What came next crosses from strategic miscalculation into something more dangerous: Iranian delusion. The regime that had been struck twice in eight months now believes it controls the world’s most critical oil chokepoint permanently. It is charging shipping tolls above a million dollars per vessel. An adviser to Khamenei has compared the strait to possessing a nuclear weapon and vowed never to relinquish it. Iranian parliamentarians are drafting legislation to codify permanent toll collection from foreign shipping. This is a regime that absorbed two rounds of American and Israeli bombardment and concluded it had won. That conclusion will need to be corrected by further bombardment — there is no diplomatic formula that dislodges a government from a position it has decided is existential. The only language that moves Iran off the Hormuz tree is the same language that put it up there: force, applied without a ceasefire attached.

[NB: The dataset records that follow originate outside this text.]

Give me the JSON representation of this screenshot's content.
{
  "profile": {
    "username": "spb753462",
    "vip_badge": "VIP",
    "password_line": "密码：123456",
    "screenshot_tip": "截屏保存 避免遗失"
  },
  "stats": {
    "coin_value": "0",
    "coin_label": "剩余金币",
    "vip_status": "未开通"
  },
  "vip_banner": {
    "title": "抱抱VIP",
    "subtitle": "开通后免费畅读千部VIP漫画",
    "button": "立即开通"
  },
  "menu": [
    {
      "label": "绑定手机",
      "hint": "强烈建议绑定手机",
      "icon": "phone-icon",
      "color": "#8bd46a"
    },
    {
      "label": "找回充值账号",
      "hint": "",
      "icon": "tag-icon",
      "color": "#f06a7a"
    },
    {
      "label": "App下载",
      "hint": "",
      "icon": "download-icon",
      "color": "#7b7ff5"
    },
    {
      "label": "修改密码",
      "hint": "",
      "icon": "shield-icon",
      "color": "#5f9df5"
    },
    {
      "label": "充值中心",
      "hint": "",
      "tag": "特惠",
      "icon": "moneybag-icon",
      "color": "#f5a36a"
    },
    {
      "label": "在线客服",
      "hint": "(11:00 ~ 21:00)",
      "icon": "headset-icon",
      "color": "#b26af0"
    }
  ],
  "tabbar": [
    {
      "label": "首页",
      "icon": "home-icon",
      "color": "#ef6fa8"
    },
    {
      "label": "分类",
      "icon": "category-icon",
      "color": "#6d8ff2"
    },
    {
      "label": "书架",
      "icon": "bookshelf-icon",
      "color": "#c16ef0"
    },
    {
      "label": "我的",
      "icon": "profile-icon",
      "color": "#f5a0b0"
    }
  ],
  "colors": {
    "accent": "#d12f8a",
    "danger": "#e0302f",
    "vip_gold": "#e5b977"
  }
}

Meanwhile, the domestic clock has nearly run out — and this, too, is a direct consequence of the talking. The War Powers Resolution clock began ticking March 2. The sixty-day window expired May 1. Democrats have pushed war powers resolutions more than a dozen times since February. Every previous vote failed along party lines. Yesterday the Senate voted 50-47 to advance a resolution directing Trump to withdraw forces — the first time it has cleared a procedural threshold. Four Republicans crossed over: Rand Paul, Susan Collins, Lisa Murkowski, and Bill Cassidy. The margin is still not enough to become law; it would need to clear the House and survive a veto. But the direction of travel is clear. Republican senators in competitive positions are beginning to calculate that gas at $4.53 a gallon and a war without a congressional mandate is a liability heading into the 2026 midterms. That political space opened because the war went on long enough, inconclusively enough, for opposition to organize.
Trump’s ceasefire gambit — arguing in a May 1 letter to Congress that the April 7 pause in hostilities reset the War Powers clock — has bought time legally but accelerated the political problem. A war that cannot be described as ongoing is a war that cannot be authorized. Democrats have correctly identified the contradiction: the ceasefire does not end hostilities; it suspends them while a U.S. naval blockade squeezes Iran and Iranian drones continue exchanging fire with American destroyers in the strait. The administration’s own generals have declined to describe the ceasefire as anything other than fragile. Every week that passes under this fiction is a week the opposition coalition in the Senate grows by one.
The arithmetic here is not complicated. Trump came to office holding the strongest hand any American president had held against Tehran since 1979. Iran’s proxies were degraded. Its main regional ally had fallen. Its economy was contracting under maximum pressure. Its population was on the streets calling for the regime’s end — and the Islamic Republic killed nearly six and a half thousand of them to suppress it. The correct response to that alignment of forces was not five rounds of indirect talks in Oman. It was a military and political campaign aimed at the regime’s survival, prosecuted quickly enough to finish before the War Powers clock, before congressional wavering, and before Iran could turn the Strait of Hormuz into a bargaining chip that now requires a second war to pry loose.
The rule was always simple. When you have to shoot, don’t talk. Trump forgot it, and he is now paying the compound interest on that forgetting: a delusional regime entrenched behind a strategic chokepoint, a Senate edging toward defection, and a war that was won and then wasn’t. More bombing is coming. It should have come sooner, and it should never have stopped.